La desidia es la negligencia, la falta de cuidado, la indiferencia ante lo que ocurre a nuestro alrededor. Y es precisamente eso lo que se observa cada año en el llamado “último primer día” (UPD), una tradición absurda y peligrosa que, lejos de ser una celebración inofensiva, se ha convertido en una muestra contundente de la irresponsabilidad de padres y directivos de instituciones educativas.
Los hechos son innegables y se repiten cada año: adolescentes completamente borrachos ingresando a los colegios, en estados deplorables que van desde la desorientación hasta el coma etílico. En Entre Ríos, un joven perdió un brazo al encender un mortero en plena “fiesta” del UPD. En otras provincias, decenas de chicos han sido hospitalizados por intoxicaciones con alcohol y drogas, mientras que las redes sociales se llenan de imágenes de menores tambaleándose, desmayados o incluso protagonizando peleas violentas.
Lo peor de todo es que esto no es nuevo ni sorpresivo. Sabemos perfectamente que esto ocurre cada año, y sin embargo, las respuestas de los adultos responsables son cada vez más insólitas. ¿Un desayuno para recibir a los chicos borrachos? ¿Mandarlos de vuelta a sus casas en vez de erradicar esta práctica? Son medidas tibias y cómplices que reflejan la desidia de los propios padres y directivos, quienes prefieren mirar para otro lado en lugar de enfrentar el problema de una vez por todas.
Este ritual absurdo no se “impuso”, sino que fue permitido y promovido por los propios adultos, que, en lugar de frenarlo a tiempo, decidieron adaptarse a él como si fuera inevitable. Y así, en las sombras, se consolidó una costumbre que pone en riesgo la vida de los propios estudiantes. ¿Qué mensaje estamos dando cuando permitimos que la primera experiencia del último año de escuela sea una jornada de inconsciencia, excesos y descontrol?
Lo que empieza mal no puede terminar bien.

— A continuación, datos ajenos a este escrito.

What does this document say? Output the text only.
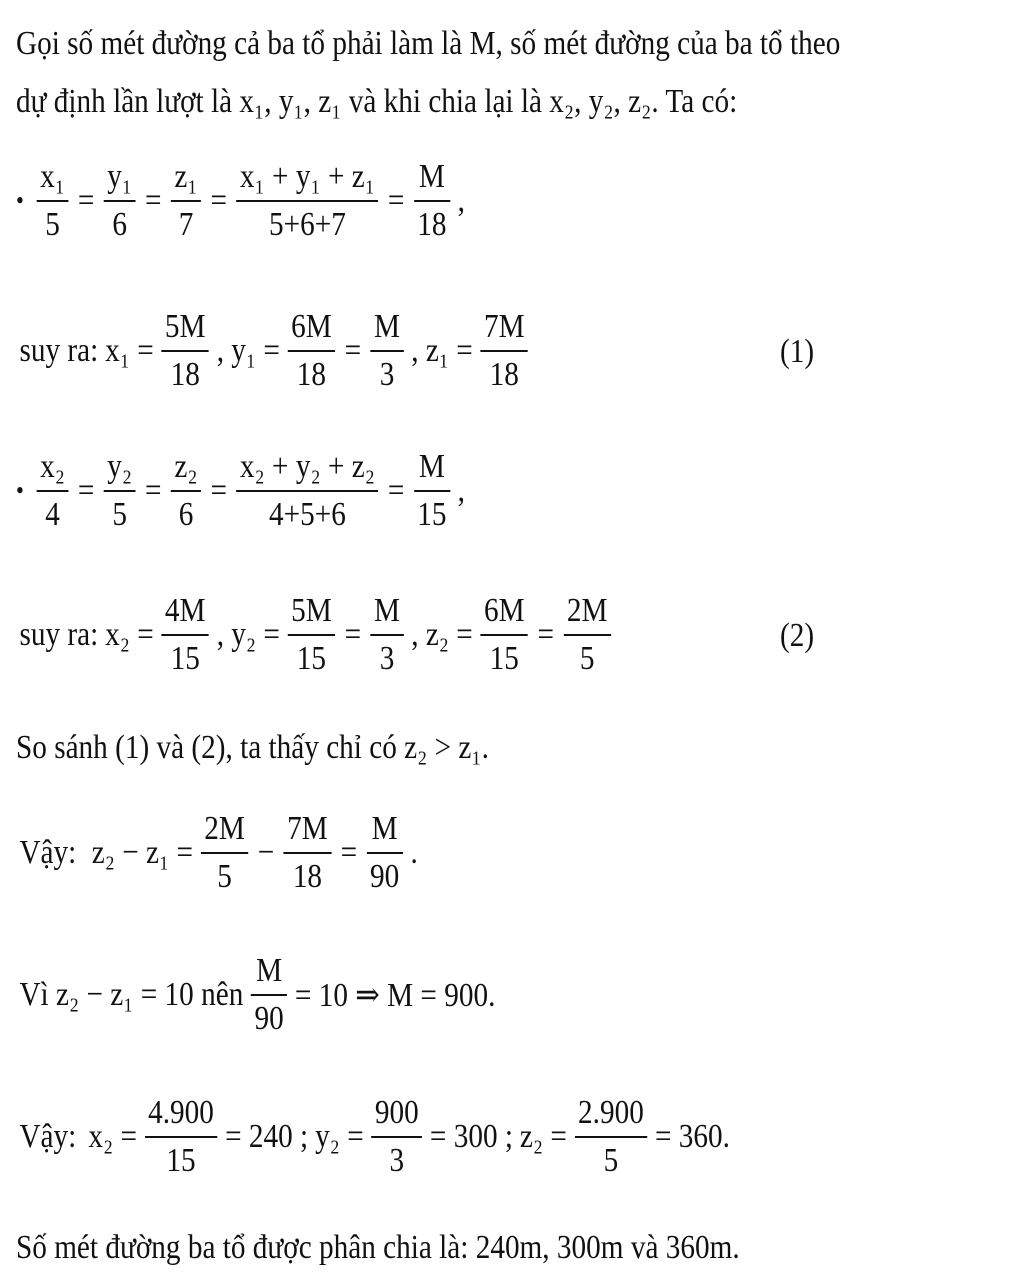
Gọi số mét đường cả ba tổ phải làm là M, số mét đường của ba tổ theo
dự định lần lượt là x₁, y₁, z₁ và khi chia lại là x₂, y₂, z₂. Ta có:
• $\frac{\text{x₁}}{5} = \frac{\text{y₁}}{6} = \frac{\text{z₁}}{7} = \frac{\text{x₁ + y₁ + z₁}}{5+6+7} = \frac{M}{18}$ ,
suy ra: $x_1 = \frac{5M}{18}$ , $y_1 = \frac{6M}{18} = \frac{M}{3}$ , $z_1 = \frac{7M}{18}$	(1)
• $\frac{\text{x₂}}{4} = \frac{\text{y₂}}{5} = \frac{\text{z₂}}{6} = \frac{\text{x₂ + y₂ + z₂}}{4+5+6} = \frac{M}{15}$ ,
suy ra: $x_2 = \frac{4M}{15}$ , $y_2 = \frac{5M}{15} = \frac{M}{3}$ , $z_2 = \frac{6M}{15} = \frac{2M}{5}$	(2)
So sánh (1) và (2), ta thấy chỉ có z₂ > z₁.
Vậy: $z_2 - z_1 = \frac{2M}{5} - \frac{7M}{18} = \frac{M}{90}$ .
Vì z₂ − z₁ = 10 nên $\frac{M}{90} = 10$ ⇒ M = 900.
Vậy: $x_2 = \frac{4.900}{15} = 240$ ; $y_2 = \frac{900}{3} = 300$ ; $z_2 = \frac{2.900}{5} = 360$.
Số mét đường ba tổ được phân chia là: 240m, 300m và 360m.
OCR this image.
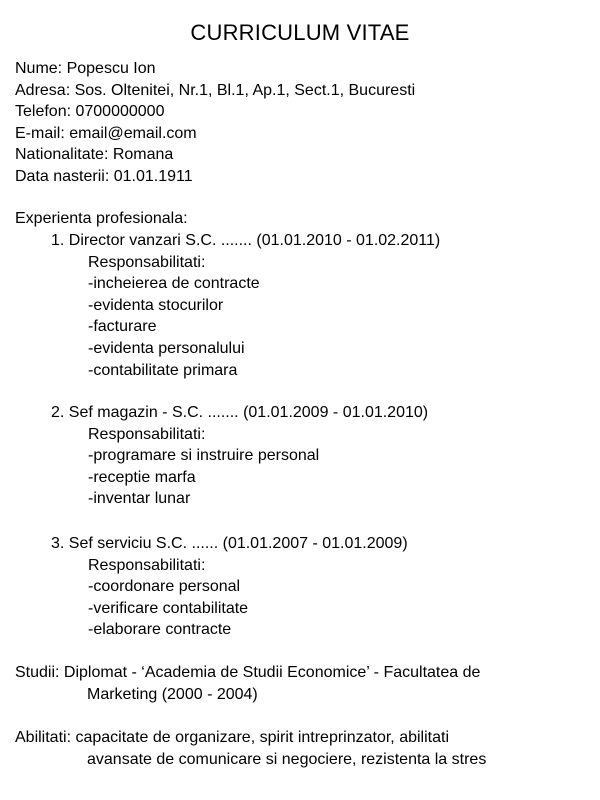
CURRICULUM VITAE
Nume: Popescu Ion
Adresa: Sos. Oltenitei, Nr.1, Bl.1, Ap.1, Sect.1, Bucuresti
Telefon: 0700000000
E-mail: email@email.com
Nationalitate: Romana
Data nasterii: 01.01.1911
Experienta profesionala:
1. Director vanzari S.C. ....... (01.01.2010 - 01.02.2011)
Responsabilitati:
-incheierea de contracte
-evidenta stocurilor
-facturare
-evidenta personalului
-contabilitate primara
2. Sef magazin - S.C. ....... (01.01.2009 - 01.01.2010)
Responsabilitati:
-programare si instruire personal
-receptie marfa
-inventar lunar
3. Sef serviciu S.C. ...... (01.01.2007 - 01.01.2009)
Responsabilitati:
-coordonare personal
-verificare contabilitate
-elaborare contracte
Studii: Diplomat - ‘Academia de Studii Economice’ - Facultatea de
Marketing (2000 - 2004)
Abilitati: capacitate de organizare, spirit intreprinzator, abilitati
avansate de comunicare si negociere, rezistenta la stres
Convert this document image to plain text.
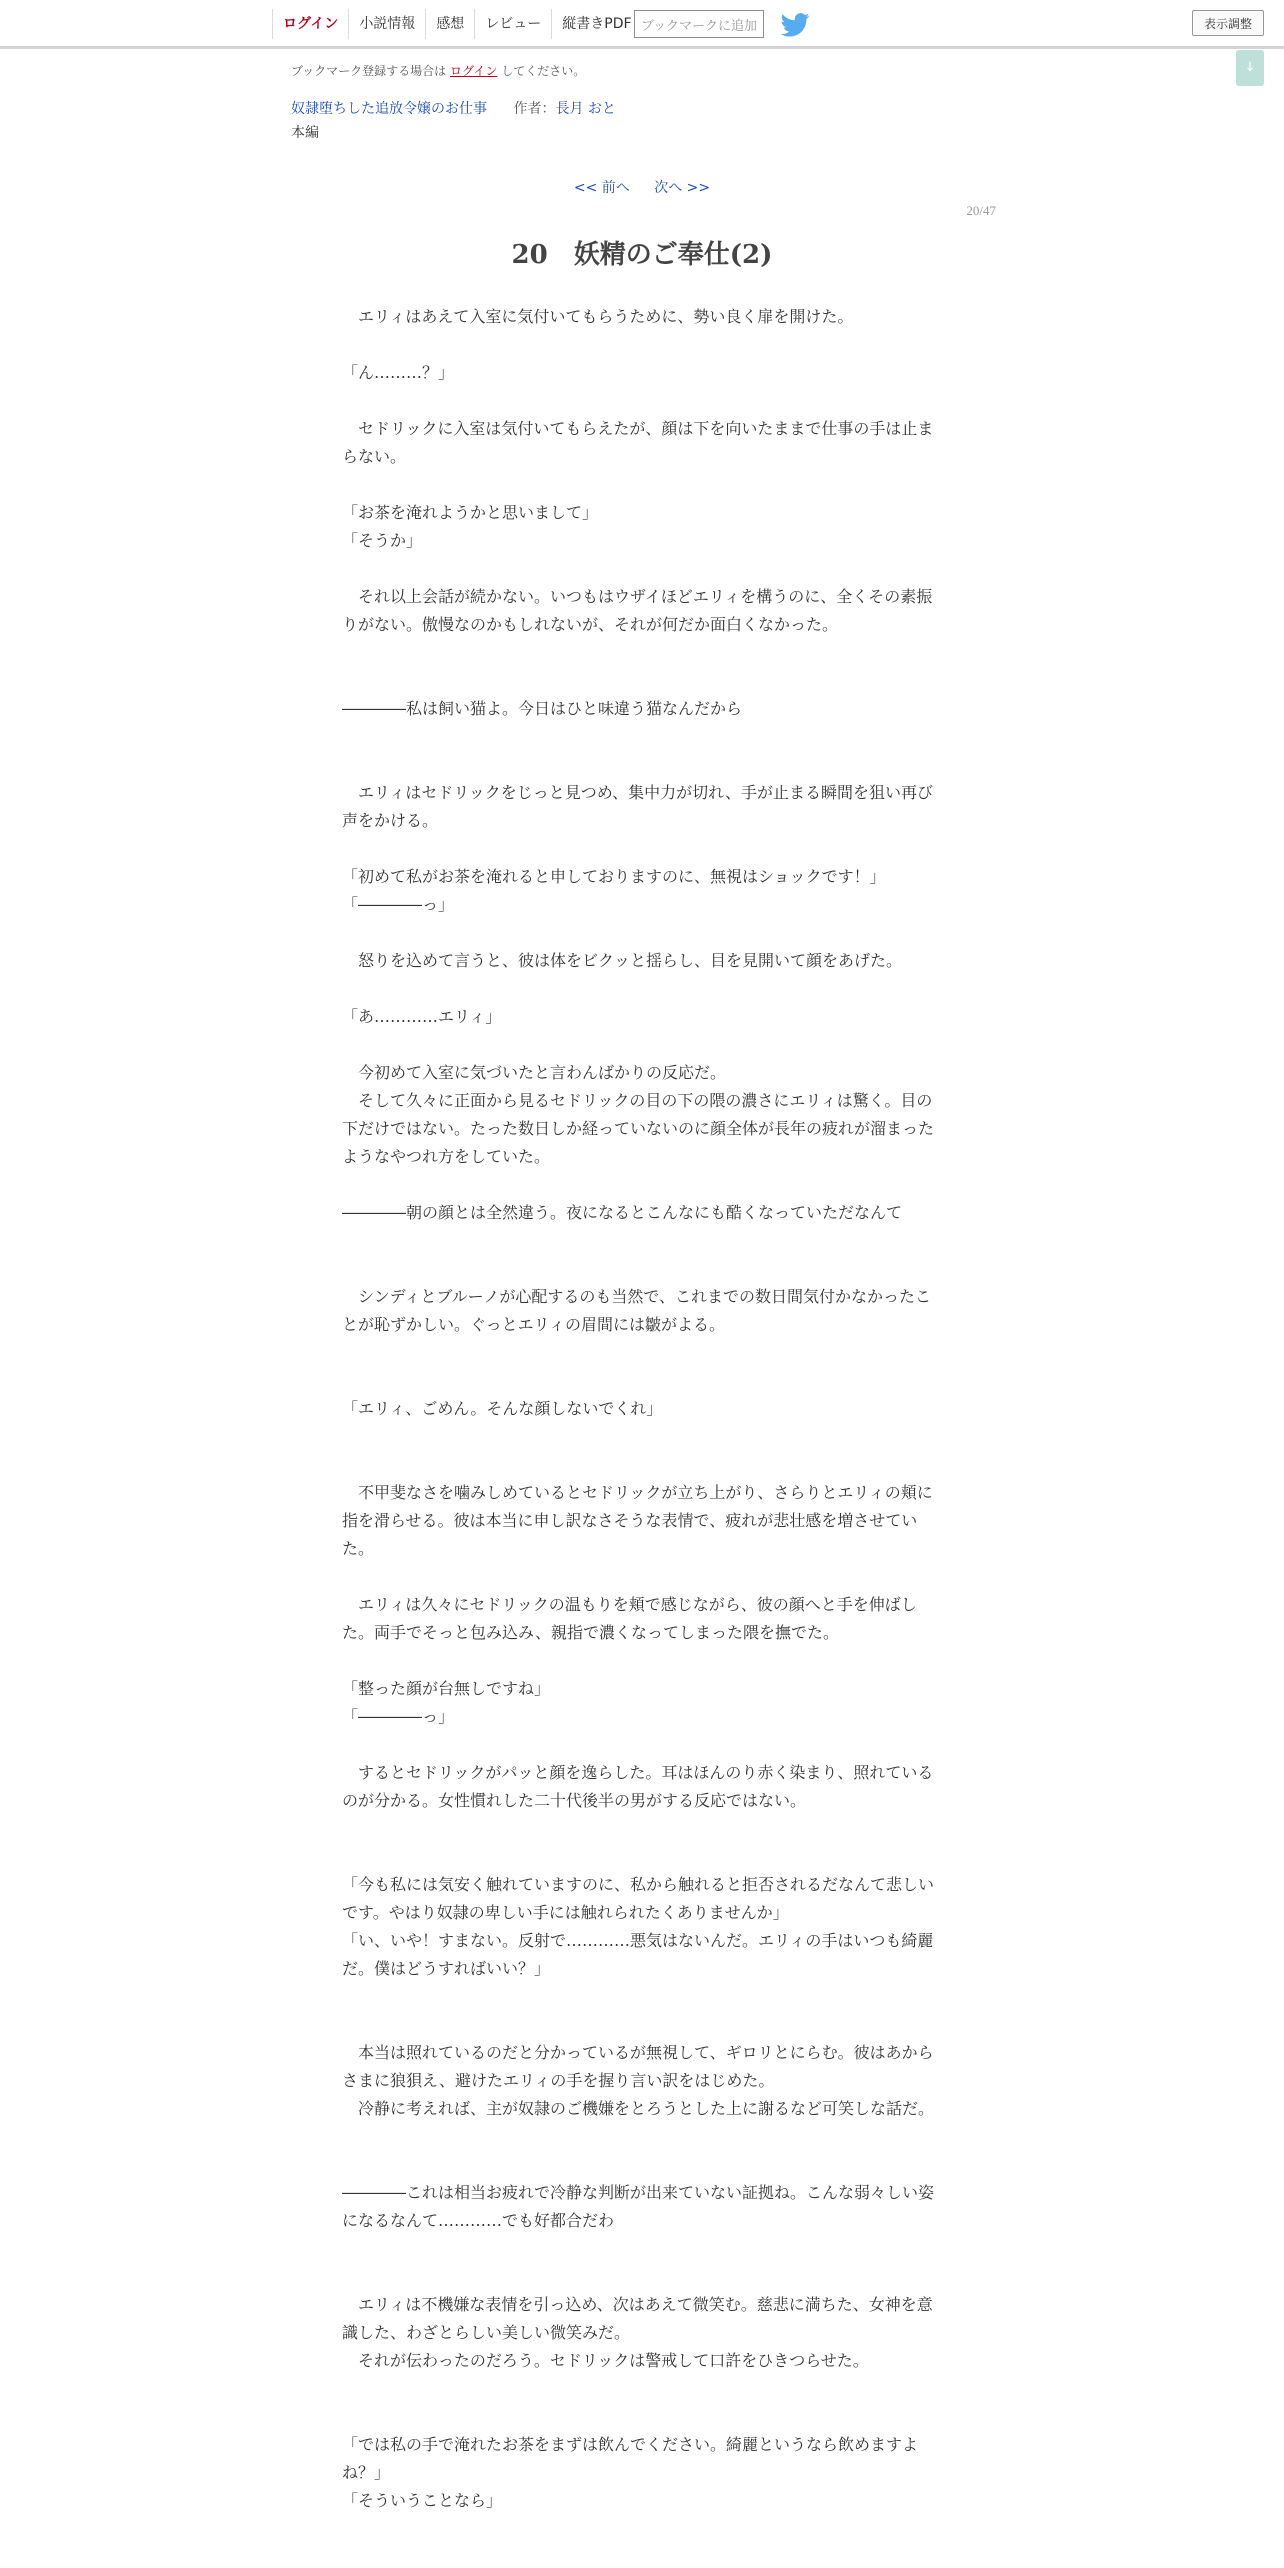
ログイン	小説情報	感想	レビュー	縦書きPDF ブックマークに追加	表示調整
↓
ブックマーク登録する場合は ログイン してください。
奴隷堕ちした追放令嬢のお仕事 作者：長月 おと
本編
<< 前へ 次へ >>
20/47
20　妖精のご奉仕(2)

　エリィはあえて入室に気付いてもらうために、勢い良く扉を開けた。

「ん………？」

　セドリックに入室は気付いてもらえたが、顔は下を向いたままで仕事の手は止ま

らない。

「お茶を淹れようかと思いまして」

「そうか」

　それ以上会話が続かない。いつもはウザイほどエリィを構うのに、全くその素振

りがない。傲慢なのかもしれないが、それが何だか面白くなかった。

――――私は飼い猫よ。今日はひと味違う猫なんだから

　エリィはセドリックをじっと見つめ、集中力が切れ、手が止まる瞬間を狙い再び

声をかける。

「初めて私がお茶を淹れると申しておりますのに、無視はショックです！」

「――――っ」

　怒りを込めて言うと、彼は体をビクッと揺らし、目を見開いて顔をあげた。

「あ…………エリィ」

　今初めて入室に気づいたと言わんばかりの反応だ。

　そして久々に正面から見るセドリックの目の下の隈の濃さにエリィは驚く。目の

下だけではない。たった数日しか経っていないのに顔全体が長年の疲れが溜まった

ようなやつれ方をしていた。

――――朝の顔とは全然違う。夜になるとこんなにも酷くなっていただなんて

　シンディとブルーノが心配するのも当然で、これまでの数日間気付かなかったこ

とが恥ずかしい。ぐっとエリィの眉間には皺がよる。

「エリィ、ごめん。そんな顔しないでくれ」

　不甲斐なさを噛みしめているとセドリックが立ち上がり、さらりとエリィの頬に

指を滑らせる。彼は本当に申し訳なさそうな表情で、疲れが悲壮感を増させてい

た。

　エリィは久々にセドリックの温もりを頬で感じながら、彼の顔へと手を伸ばし

た。両手でそっと包み込み、親指で濃くなってしまった隈を撫でた。

「整った顔が台無しですね」

「――――っ」

　するとセドリックがパッと顔を逸らした。耳はほんのり赤く染まり、照れている

のが分かる。女性慣れした二十代後半の男がする反応ではない。

「今も私には気安く触れていますのに、私から触れると拒否されるだなんて悲しい

です。やはり奴隷の卑しい手には触れられたくありませんか」

「い、いや！すまない。反射で…………悪気はないんだ。エリィの手はいつも綺麗

だ。僕はどうすればいい？」

　本当は照れているのだと分かっているが無視して、ギロリとにらむ。彼はあから

さまに狼狽え、避けたエリィの手を握り言い訳をはじめた。

　冷静に考えれば、主が奴隷のご機嫌をとろうとした上に謝るなど可笑しな話だ。

――――これは相当お疲れで冷静な判断が出来ていない証拠ね。こんな弱々しい姿

になるなんて…………でも好都合だわ

　エリィは不機嫌な表情を引っ込め、次はあえて微笑む。慈悲に満ちた、女神を意

識した、わざとらしい美しい微笑みだ。

　それが伝わったのだろう。セドリックは警戒して口許をひきつらせた。

「では私の手で淹れたお茶をまずは飲んでください。綺麗というなら飲めますよ

ね？」

「そういうことなら」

Es momento de que padres y directivos se unan, pero no en la desidia, sino en la decisión firme de eliminar el UPD de una vez por todas. Prohibirlo no es reprimir, es proteger. Frenarlo no es exagerar, es cuidar. La responsabilidad no es de los adolescentes, es de los adultos que han decidido abdicar su rol de guías y contenedores. La escuela no es un espectador, ni los padres meros facilitadores del desastre. El cambio empieza por asumir lo obvio: esta “tradición” no tiene nada de celebración y debe terminar ahora.